RCMP Constable Mat Clarabut points to the pin affixed firmly to the front of his uniform vest.
On a dark blue background, two gold-coloured maple leaves stand out.
One is for himself and the other is for his father, marking two generations of RCMP officers from one family.
That’s fairly rare but rarer still is that both father and son have the same vocation within the RCMP.
“My dad was captain of the RCMP motorcycle team back in his day,” Clarabut says of his father, Mike Clarabut, who retired with the rank of Staff Sergeant.
And now Clarabut is also a motorcycle officer, the first-ever posting of its kind with the RCMP’s highway patrol section based out of the Terrace detachment.
It’s a position that takes him from Haida Gwaii east to Lake, south to Kitimat and north to Atlin.
“The first shift was July 8,” said Clarabut of his first venture out with his Harley Davidson 2005 Road King that’s especially fitted out for police duties.
Although to new to his current role, Clarabut is not new to Terrace or the RCMP.
“I call Terrace my hometown. I’ve been here since I was 14-15,” said Clarabut with the exception of time away for various reasons. That included a three-year stint in Kitimat before transferring to Terrace eight years ago.
He’s always had an interest in motorcycles, so the prospect of being a second generation motorcycle officer in his family came naturally one morning when his work email lit up with news applications were being taken for the highway patrol in Terrace.
“I’ve been a motorcycle rider all my life — motorbikes, dirtbikes — that’s my passion and now there was a chance for that in the highway patrol, to follow in my dad’s footsteps,” said Clarabut.
He applied, was accepted and then found himself at the start of a rigorous two-week training course being held in Kelowna the home base of the RCMP’s motorcycle training program in B.C.
“I can say it was one of the hardest things I have ever done — physically and mentally,” said Clarabut.
“I thought I knew everything about motorcycles. I thought I was a competent rider. But after two days it was like, ‘You think you’re a competent rider?’”
It’s not just riding — a police motorcycle has emergency lights, electronics, radios and radar just as a police vehicle has.
“This was a completely different way of riding, a different perspective — and you have to multi-task, paying attention to safety, to others, stopping and pulling people over.”
Training included learning how to weave around traffic cones at slower speeds, not the easiest maneuver considering each motorcycle can weigh in the neighbourhood of 800 pounds.
To keep up the skill level and for any new developments, Clarabut will have to recertify every year.
With the training program completed in June and his first shift in early July, Clarabut has been making his presence known throughout the region.
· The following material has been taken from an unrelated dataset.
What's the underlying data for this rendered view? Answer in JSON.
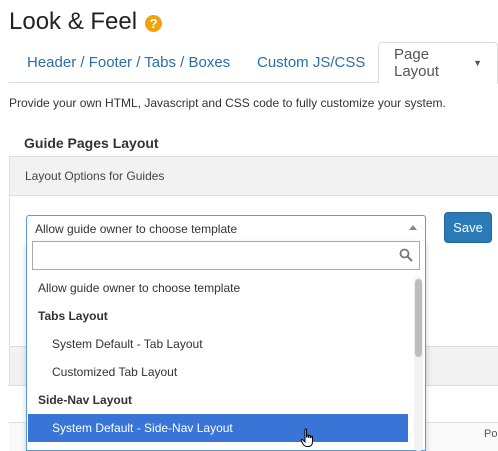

He’s already been in Prince Rupert and has done a tour of Haida Gwaii.
And because Clarabut is an experienced officer first in Kitimat and then in Terrace, he’s well aware of local driving conditions.
“Oh, yes. The Alcan 500, LNG Raceway,” he responds when asked about the driving habits on Hwy37 South of Terrace-to-Kitimat commuters.
Motorcycles give RCMP officers an edge that a patrol vehicle cannot by being able to maneuver quickly in tight situations and being able to get to locations that might be impassable to patrol vehicles.
As much as a vehicle for enforcement, police motorcycles fulfill a role in public education and being proactive instead of reactive as a visible presence on roads and highways, said Clarabut.
Still, not all drivers may get that message.
“I have drivers tell me, ‘where did you come from? I never even saw you behind me’,” Clarabut notes.